0
votes

I have a (private) blob in Azure blob storage that was written through an account that has write and read access to it (it was written through this account by terraform). I am trying to fetch it through Python (without Azure SDK) and I have been unable to.

My request is as follows:

import datetime
import requests


key = ...
secret = ...
now = datetime.datetime.utcnow().strftime('%a, %d %b %Y %H:%M:%S GMT')
# the required settings, as per https://docs.microsoft.com/en-us/rest/api/storageservices/get-blob
headers = {'Authorization': 'SharedKey {}:{}'.format(key, secret),
           'Date': now,
           'x-ms-version': '2018-03-28'
           }

storage_account = ...
container = ...
url = 'https://{}.blob.core.windows.net/{}/terraform.tfstate'.format(storage_account, container)

response = requests.get(url, headers=headers)

print(response.status_code)
print(response.text)

This yields

400
<?xml version="1.0" encoding="utf-8"?><Error>
<Code>OutOfRangeInput</Code><Message>One of the request inputs is out of range. 
RequestId:...
Time:...</Message></Error>

I have validated that this file exists (Storage explorer) and that, when I access it via the console, I get the same URL as the one above, but with extra GET parameters.


For those wondering: the reason I decided not to use Azure SDK for Python: I only need to get a blob and pip install azure[blob] would add 88 dependencies to the project (IMO unacceptably high number for such a simple task).

1

1 Answers

1
votes

So, the reason is that the signature mentioned in the documentation is constructed from the request and is described here in detail.

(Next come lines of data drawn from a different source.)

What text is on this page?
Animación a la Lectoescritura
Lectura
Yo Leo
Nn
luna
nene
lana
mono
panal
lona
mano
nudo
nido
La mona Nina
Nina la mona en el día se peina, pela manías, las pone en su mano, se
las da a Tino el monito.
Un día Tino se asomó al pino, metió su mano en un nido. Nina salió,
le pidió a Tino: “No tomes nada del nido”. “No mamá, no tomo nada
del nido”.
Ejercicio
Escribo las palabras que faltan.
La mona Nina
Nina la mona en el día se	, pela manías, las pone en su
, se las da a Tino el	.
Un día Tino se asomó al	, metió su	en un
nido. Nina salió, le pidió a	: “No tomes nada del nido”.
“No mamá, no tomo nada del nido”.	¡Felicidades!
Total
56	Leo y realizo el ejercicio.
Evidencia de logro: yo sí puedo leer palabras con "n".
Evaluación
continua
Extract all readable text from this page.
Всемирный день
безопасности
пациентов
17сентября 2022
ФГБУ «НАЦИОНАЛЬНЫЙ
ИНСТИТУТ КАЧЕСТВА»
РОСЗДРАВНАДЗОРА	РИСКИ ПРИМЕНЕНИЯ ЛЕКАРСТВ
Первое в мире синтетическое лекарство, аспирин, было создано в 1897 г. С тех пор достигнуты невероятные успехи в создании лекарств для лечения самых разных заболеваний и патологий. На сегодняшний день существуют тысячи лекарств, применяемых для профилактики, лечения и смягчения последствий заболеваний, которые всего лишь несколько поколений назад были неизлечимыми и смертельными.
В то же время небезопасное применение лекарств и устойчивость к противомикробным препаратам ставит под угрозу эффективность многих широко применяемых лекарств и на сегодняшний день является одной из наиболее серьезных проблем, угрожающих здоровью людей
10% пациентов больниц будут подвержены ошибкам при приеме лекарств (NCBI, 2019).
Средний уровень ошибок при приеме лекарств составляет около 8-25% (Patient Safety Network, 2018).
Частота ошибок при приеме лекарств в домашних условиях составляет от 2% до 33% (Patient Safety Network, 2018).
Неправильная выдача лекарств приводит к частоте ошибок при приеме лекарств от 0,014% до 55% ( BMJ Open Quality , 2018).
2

The Python 3-equivalent of the whole thing is:

import base64
import hmac
import hashlib
import datetime

import requests


def _sign_string(key, string_to_sign):
    key = base64.b64decode(key.encode('utf-8'))
    string_to_sign = string_to_sign.encode('utf-8')
    signed_hmac_sha256 = hmac.HMAC(key, string_to_sign, hashlib.sha256)
    digest = signed_hmac_sha256.digest()
    encoded_digest = base64.b64encode(digest).decode('utf-8')
    return encoded_digest


def get_blob(storage_account, token, file_path):
    now = datetime.datetime.utcnow().strftime('%a, %d %b %Y %H:%M:%S GMT')
    url = 'https://{account}.blob.core.windows.net/{path}'.format(account=storage_account, path=file_path)
    version = '2018-03-28'
    headers = {'x-ms-version': version,
               'x-ms-date': now}

    content = 'GET{spaces}x-ms-date:{now}\nx-ms-version:{version}\n/{account}/{path}'.format(
        spaces='\n'*12,
        now=now,
        version=version,
        account=storage_account,
        path=file_path
    )

    headers['Authorization'] = 'SharedKey ' + storage_account + ':' + _sign_string(token, content)

    response = requests.get(url, headers=headers)

    assert response.status_code == 200
    return response.text

where file_path is of the form {container}/{path-in-container}.

Using this snippet was still superior to add 88 dependencies to the project.